How Can We Protect the Internet Against Surveillance

submitted by Marvin's Underground Evening Lectures on 10/07/18 1

How Can We Protect the Internet Against Surveillance? Seven To-Do Items for Users, Internet Engineers and Policymakers. Hosted by the Stanford Center for Internet and Society cyberlaw.stanford.edu/events/cis-tech-workshop-how-can-we-protect-internet-against-surveillance In this talk, EFF's Technology Projects Director Peter Eckersley surveyed the state of Internet security and surveillance in the wake of Edward Snowden's revelations. It is unlikely that we can protect most Internet users against sophisticated, targeted attacks by their own and other governments, but there is more reason to be optimistic that we might shield the bulk of users' data against the type of dragnet surveillance that the US and other governments are conducting.
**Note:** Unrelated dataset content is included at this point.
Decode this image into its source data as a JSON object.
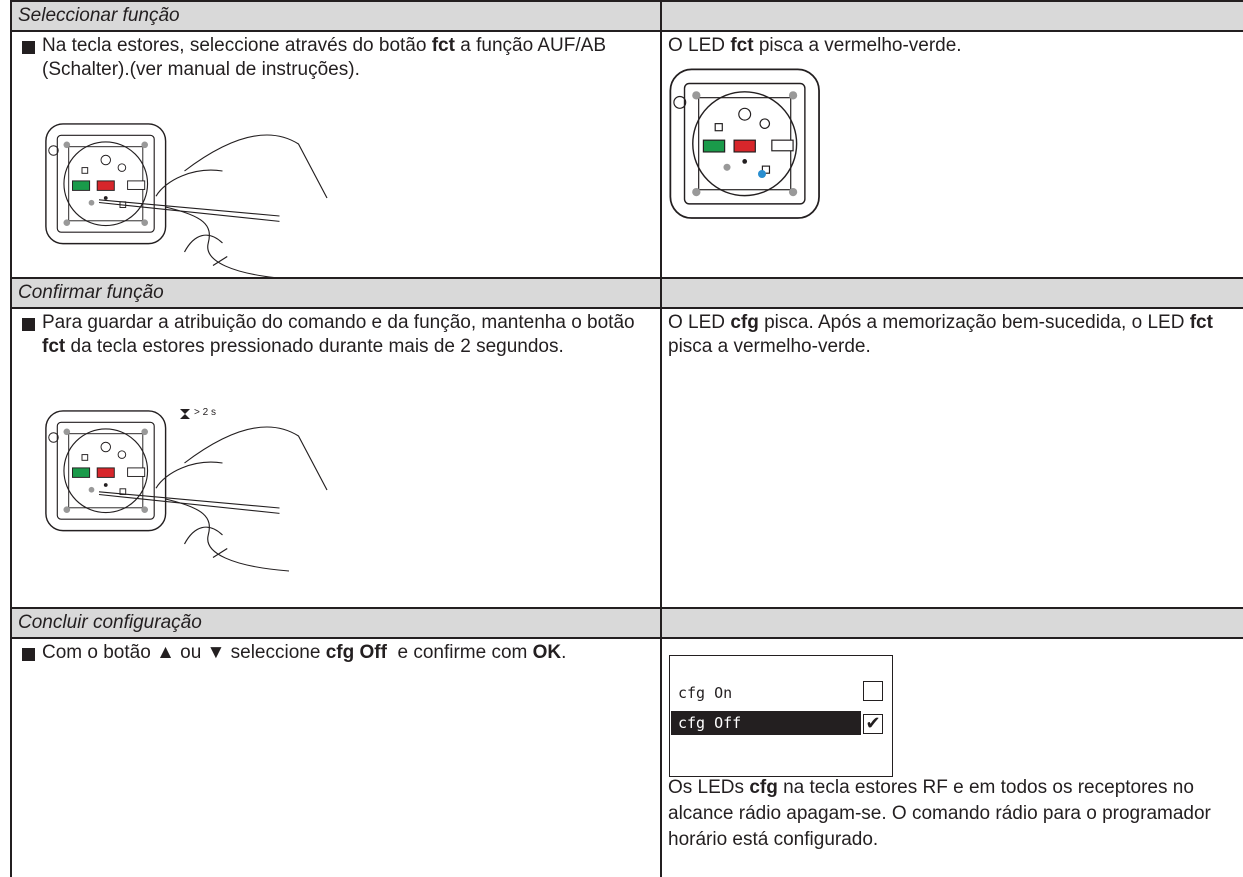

Peter discussed the things that individual users can currently do to achieve stronger communications security; the (often very subtle) technical aspects to deploying HTTPS/TLS/SSL securely on the server side; some of the important places where our existing protocols are letting us down from a security and privacy perspective; the terrible dynamics of cross border-surveillance; and what we could do to change all of this. Peter Eckersley is Technology Projects Director for the Electronic Frontier Foundation. He keeps his eyes peeled for technologies that, by accident or design, pose a risk to computer users' freedoms—and then looks for ways to fix them. He explains gadgets to lawyers, and lawyers to gadgets. Peter's work at EFF has included privacy and security projects such as Panopticlick, HTTPS Everywhere, SSDI, and the SSL Observatory; helping to launch a movement for open wireless networks; fighting to keep modern computing platforms open; and running the first controlled tests to confirm that Comcast was using forged reset packets to interfere with P2P protocols. Peter holds a PhD in computer science and law from the University of Melbourne; his research focused on the practicality and desirability of using alternative compensation systems to legalize P2P file sharing and similar distribution tools while still paying authors and artists for their work. He is an affiliate of the Center for International Security and Cooperation at Stanford University.